Arnavutköy ilçe sınırlarından çıkar çıkmaz Kemerbugaz’da su kemerleri ağaçların birlik olup Belgrad Ormanı’na dönüşmeye başladığı yerlerde olduğu gibi duruyorlardı. Ardından kayınların, meşelerin, kadim çınarların arasından kıvrılan yol Kilyos’a uzuyordu. Yol üstünde bu kez yeşilin renksiz betona dönüştüğü yüksek duvarlı süslü siteler belirmişti. Kilyos isminin Rumcada ‘kum’ anlamına gelen ‘Kilya’ sözcüğünden türediği söylenir. Sarıyer’e bağlı Kilyos’un kaderi 1960lı yıllarda dönemin İstanbul sosyetesinin gözde yeri olmasıyla değişmiş. Rumelifeneri köyüne vardığımda fırtına daha bir sertleşmiş rüzgar boğazın en ucunda kılavuz kaptanlarla bir olup Karadeniz’den gelen gemilere rehberlik yaparcasına Marmara Denizi’ne doğru esiyordu. Nisan ayında mevsime tezat bir hava ile karşılaşmak şaşırtmıştı beni. Köy halkı geçmişte Rize’den gelip yerleşenlerden oluşuyordu. Neredeyse tamamı balıkçı olan köylüler denizi en iyi bilenlerden olsa da temkinli olmayı elden bırakmamıştı. Köyün bağlı olduğu il İstanbul olsa da kıyısında oldukları deniz Karadeniz idi.

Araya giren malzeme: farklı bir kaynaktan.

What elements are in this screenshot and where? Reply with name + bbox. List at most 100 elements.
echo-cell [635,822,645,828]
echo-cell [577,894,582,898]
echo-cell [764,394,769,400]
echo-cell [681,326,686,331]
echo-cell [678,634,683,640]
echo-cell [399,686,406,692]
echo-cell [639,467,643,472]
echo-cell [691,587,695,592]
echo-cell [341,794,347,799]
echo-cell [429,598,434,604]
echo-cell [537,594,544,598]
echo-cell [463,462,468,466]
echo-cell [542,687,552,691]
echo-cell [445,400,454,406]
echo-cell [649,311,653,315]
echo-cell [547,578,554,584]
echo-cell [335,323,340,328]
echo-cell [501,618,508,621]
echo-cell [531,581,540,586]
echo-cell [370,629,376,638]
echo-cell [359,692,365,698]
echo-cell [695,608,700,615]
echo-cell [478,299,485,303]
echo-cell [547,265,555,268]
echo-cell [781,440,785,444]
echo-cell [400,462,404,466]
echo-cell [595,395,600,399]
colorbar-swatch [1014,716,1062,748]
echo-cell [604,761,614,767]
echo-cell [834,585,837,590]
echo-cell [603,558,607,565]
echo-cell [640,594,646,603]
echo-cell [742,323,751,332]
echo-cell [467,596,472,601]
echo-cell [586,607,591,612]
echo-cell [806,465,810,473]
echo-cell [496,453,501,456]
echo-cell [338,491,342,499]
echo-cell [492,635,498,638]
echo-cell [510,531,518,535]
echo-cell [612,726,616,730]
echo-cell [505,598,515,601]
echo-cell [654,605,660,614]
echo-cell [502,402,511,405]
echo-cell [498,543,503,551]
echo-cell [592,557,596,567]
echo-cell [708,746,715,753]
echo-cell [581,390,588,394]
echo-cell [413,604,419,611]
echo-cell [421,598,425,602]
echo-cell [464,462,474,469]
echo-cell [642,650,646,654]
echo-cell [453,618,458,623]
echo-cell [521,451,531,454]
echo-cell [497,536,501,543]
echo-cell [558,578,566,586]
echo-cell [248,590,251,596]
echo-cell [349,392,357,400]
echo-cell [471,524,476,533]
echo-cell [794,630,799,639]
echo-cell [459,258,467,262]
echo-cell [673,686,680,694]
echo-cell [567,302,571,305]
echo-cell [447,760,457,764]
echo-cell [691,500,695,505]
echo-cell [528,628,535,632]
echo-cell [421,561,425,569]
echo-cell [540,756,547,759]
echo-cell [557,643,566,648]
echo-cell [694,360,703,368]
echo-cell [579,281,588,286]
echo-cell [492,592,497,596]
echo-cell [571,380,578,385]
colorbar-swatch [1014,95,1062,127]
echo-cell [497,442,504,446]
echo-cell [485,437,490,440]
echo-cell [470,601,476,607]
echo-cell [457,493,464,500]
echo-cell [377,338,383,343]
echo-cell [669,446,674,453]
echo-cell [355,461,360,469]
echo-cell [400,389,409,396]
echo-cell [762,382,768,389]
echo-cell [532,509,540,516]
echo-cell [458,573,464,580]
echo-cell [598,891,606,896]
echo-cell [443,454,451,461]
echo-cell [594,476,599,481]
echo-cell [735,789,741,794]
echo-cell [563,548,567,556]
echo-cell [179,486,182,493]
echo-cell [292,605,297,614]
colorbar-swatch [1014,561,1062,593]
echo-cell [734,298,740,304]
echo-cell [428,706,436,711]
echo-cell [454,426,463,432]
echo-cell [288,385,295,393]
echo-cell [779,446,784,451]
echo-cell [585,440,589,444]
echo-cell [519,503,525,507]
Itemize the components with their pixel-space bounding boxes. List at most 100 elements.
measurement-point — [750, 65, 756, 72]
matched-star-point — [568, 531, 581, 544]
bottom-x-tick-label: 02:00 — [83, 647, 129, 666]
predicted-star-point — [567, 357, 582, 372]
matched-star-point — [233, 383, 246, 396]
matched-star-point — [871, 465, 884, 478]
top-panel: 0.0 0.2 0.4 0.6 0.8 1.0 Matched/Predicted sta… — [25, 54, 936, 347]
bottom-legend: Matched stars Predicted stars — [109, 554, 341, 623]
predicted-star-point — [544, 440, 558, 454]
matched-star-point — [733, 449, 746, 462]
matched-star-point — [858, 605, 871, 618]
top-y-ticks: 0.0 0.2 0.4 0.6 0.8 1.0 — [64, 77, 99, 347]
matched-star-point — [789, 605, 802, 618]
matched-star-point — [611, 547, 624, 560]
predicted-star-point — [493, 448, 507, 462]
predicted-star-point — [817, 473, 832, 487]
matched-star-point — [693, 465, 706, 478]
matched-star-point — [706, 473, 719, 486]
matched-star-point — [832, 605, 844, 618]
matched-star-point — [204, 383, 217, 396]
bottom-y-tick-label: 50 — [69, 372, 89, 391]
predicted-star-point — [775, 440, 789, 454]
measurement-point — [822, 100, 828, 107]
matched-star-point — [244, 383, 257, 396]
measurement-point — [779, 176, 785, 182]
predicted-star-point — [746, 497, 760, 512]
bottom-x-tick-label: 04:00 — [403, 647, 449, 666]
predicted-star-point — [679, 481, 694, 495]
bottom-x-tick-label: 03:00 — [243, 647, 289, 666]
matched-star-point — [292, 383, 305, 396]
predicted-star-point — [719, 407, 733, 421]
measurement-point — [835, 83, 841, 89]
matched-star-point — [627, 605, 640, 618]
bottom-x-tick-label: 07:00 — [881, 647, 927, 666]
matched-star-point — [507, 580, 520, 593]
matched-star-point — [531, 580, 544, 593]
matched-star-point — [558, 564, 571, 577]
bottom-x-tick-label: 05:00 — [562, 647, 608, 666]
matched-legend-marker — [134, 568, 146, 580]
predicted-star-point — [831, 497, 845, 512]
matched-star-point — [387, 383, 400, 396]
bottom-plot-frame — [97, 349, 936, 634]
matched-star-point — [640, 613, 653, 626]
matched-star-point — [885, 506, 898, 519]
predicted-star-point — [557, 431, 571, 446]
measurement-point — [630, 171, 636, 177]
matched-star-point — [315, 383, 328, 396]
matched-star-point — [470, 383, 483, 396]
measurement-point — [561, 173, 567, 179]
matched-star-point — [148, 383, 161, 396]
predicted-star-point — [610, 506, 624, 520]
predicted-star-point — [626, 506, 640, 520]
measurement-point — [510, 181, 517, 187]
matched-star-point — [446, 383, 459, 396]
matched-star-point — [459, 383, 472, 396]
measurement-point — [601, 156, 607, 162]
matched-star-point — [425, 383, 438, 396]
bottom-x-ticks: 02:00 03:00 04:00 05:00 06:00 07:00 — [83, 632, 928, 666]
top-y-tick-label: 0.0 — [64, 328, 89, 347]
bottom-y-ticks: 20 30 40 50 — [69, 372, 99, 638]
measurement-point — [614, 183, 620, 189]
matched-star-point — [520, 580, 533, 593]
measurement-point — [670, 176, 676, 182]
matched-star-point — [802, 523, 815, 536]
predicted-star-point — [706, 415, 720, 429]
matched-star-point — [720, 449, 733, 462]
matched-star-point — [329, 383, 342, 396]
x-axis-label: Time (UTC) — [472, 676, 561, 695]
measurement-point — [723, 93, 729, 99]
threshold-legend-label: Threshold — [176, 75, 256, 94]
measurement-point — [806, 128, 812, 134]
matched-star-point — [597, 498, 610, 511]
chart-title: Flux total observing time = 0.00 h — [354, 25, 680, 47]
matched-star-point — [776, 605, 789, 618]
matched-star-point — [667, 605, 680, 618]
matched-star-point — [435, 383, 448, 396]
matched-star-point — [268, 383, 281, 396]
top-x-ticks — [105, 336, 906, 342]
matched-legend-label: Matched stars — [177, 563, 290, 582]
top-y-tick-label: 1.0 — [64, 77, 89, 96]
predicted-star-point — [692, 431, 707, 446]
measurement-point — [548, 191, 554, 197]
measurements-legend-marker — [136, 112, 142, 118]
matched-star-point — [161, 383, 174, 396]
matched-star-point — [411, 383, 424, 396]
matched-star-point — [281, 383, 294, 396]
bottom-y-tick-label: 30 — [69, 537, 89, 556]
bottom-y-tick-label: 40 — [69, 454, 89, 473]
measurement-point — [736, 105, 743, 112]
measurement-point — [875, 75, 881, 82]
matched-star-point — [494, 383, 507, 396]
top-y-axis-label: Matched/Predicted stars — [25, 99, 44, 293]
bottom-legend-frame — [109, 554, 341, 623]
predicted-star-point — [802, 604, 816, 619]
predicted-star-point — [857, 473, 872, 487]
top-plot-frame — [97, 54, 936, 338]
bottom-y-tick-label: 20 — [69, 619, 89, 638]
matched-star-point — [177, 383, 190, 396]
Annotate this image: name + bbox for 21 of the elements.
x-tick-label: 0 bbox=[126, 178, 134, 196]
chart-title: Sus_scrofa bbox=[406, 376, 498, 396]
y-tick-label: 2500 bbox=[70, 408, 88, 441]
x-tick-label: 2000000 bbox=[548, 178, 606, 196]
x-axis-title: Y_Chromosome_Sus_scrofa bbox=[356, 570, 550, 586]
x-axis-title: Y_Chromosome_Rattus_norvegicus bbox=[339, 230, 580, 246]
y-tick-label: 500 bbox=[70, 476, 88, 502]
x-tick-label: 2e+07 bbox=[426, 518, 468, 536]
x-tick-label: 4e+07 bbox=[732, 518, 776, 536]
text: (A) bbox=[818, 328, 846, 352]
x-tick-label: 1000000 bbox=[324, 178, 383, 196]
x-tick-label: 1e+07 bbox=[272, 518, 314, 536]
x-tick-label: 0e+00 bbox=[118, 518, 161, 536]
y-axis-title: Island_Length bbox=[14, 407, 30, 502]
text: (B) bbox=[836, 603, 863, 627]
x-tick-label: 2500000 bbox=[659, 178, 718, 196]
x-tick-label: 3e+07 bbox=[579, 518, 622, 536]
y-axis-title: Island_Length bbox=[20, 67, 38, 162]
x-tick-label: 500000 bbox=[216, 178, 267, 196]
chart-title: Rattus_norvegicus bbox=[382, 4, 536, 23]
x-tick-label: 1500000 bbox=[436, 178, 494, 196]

Çakaltepe ve Kabakoz koyları arasında bulunan Anadolufeneri köyü boğazın bir diğer kapısıydı. Anadolu yakasında boğazla Karadeniz’in kesiştiği yer olan Yon Burnu üzerine kurulu köyde bulunduğum vakit geçen günkü fırtınadan eser yoktu. Karşı kıyıların sırtını oluşturan orman örtüsü Anadolu kıyılarında daha seyrek görünse de tarıma el verişli alanlar iç taraflarda fazlaydı. Riva’ya kadar Anadoluluk daha çok toprakla belli etmişti kendini. Deniz yine kendi halindeydi. Balığa çıkan takalarla, yabancı kıyılardan İstanbul Boğazı’na doğru yol alan koca gemilerle süslüydü. Doğal güzellikleri ve coğrafi yapısıyla Şile daha çok Ege, Akdeniz kıyılarını andırır. Balıkçı barınağının da bulunduğu liman bölgesinde sahile çok yakın bir adacıkta yer alan Şile(Ocaklı) Kalesi Cenevizlilerden bugüne Şile’nin simgesi olmuş. Karadeniz kıyı emniyetini sağlayan iki fenerden biri olan Şile Feneri ilçenin simgesi haline gelmiş. Şile’den sonra İstanbul’un Karadeniz kıyıları Ağva’da son bulur. İki dere arasına kurulu Ağva diğer kıyı bölgelerinde olduğu gibi geçmişte Rumların yaşadığı bir balıkçı köyüydü. İzmit tarafından gelen Yeşilçay ile Gebze’den gelen Göksu derelerinin Karadeniz’e döküldüğü yerin ortasına kurulu Ağva’da yaşayanlar esasen Manav Türkmenlerinden oluşuyor.